Cycling Performance and Kinetic Mechanism Analysis of a Li Metal Anode in Series-Concentrated Ether Electrolytes.

Abstract

Li metal batteries are facing unprecedented opportunities because of the urgent demand for high-energy-density rechargeable batteries as well as enormous challenges due to their low Coulombic efficiency and notorious safety issues. Recently, high-concentration electrolytes have attracted much attention owing to their superior properties. However, Li metal plating is an exceedingly complicated process including several elementary steps; it is not comprehensive enough to uncover the mystery of concentrated electrolytes by studying the structure of electrolytes, the existence of anions, cations, and solvent molecules using only conventional means. Here, we first report the apparent cycling performance of Li metal anode in series-concentrated LiTFSI/DOL-DME electrolytes. It shows that the Li metal anode in 4 M LiTFSI/DOL-DME electrolyte can operate 180 cycles stably at 2 mA cm-2 with an average Coulombic efficiency of 98%, in which the Li plating layer is more compact and without dendrites.
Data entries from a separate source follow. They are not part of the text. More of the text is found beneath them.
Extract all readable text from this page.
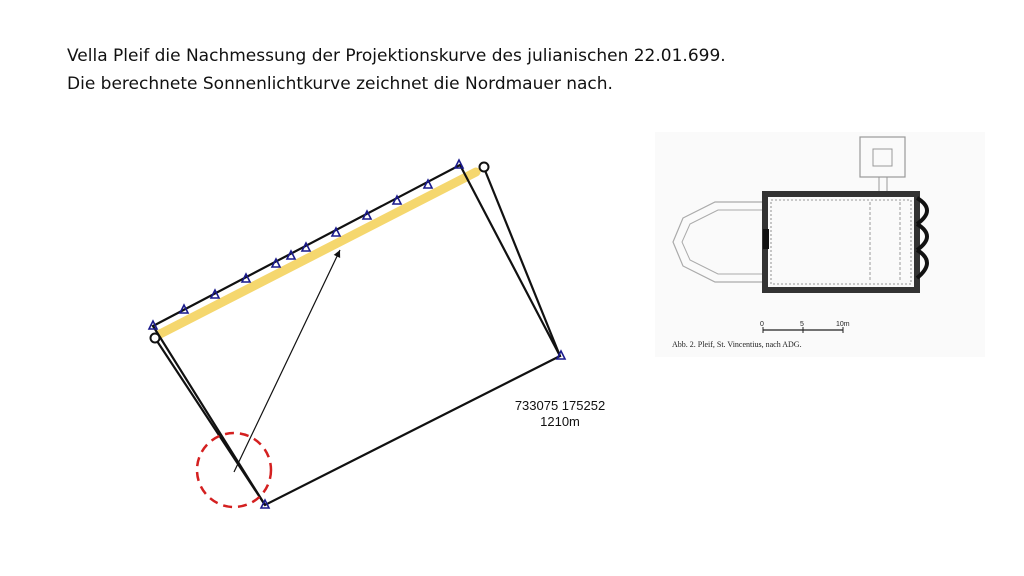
Vella Pleif die Nachmessung der Projektionskurve des julianischen 22.01.699.
Die berechnete Sonnenlichtkurve zeichnet die Nordmauer nach.
733075 175252
1210m
0	5	10m
Abb. 2. Pleif, St. Vincentius, nach ADG.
Subsequently, the kinetic parameters were obtained by the microelectrode technique. We found that appropriate mass transfer, interface, and surface step kinetic parameters (migration number, exchange current density, nucleation rate, and corrosion rate) and their good matching degree are favorable for the cycling of Li metal anodes. This work reveals the relationship between the elementary steps and the apparent cycling performance during the Li plating process under certain operating conditions; it is a major breakthrough in the study of high-concentration electrolytes and can provide a new perspective for future research.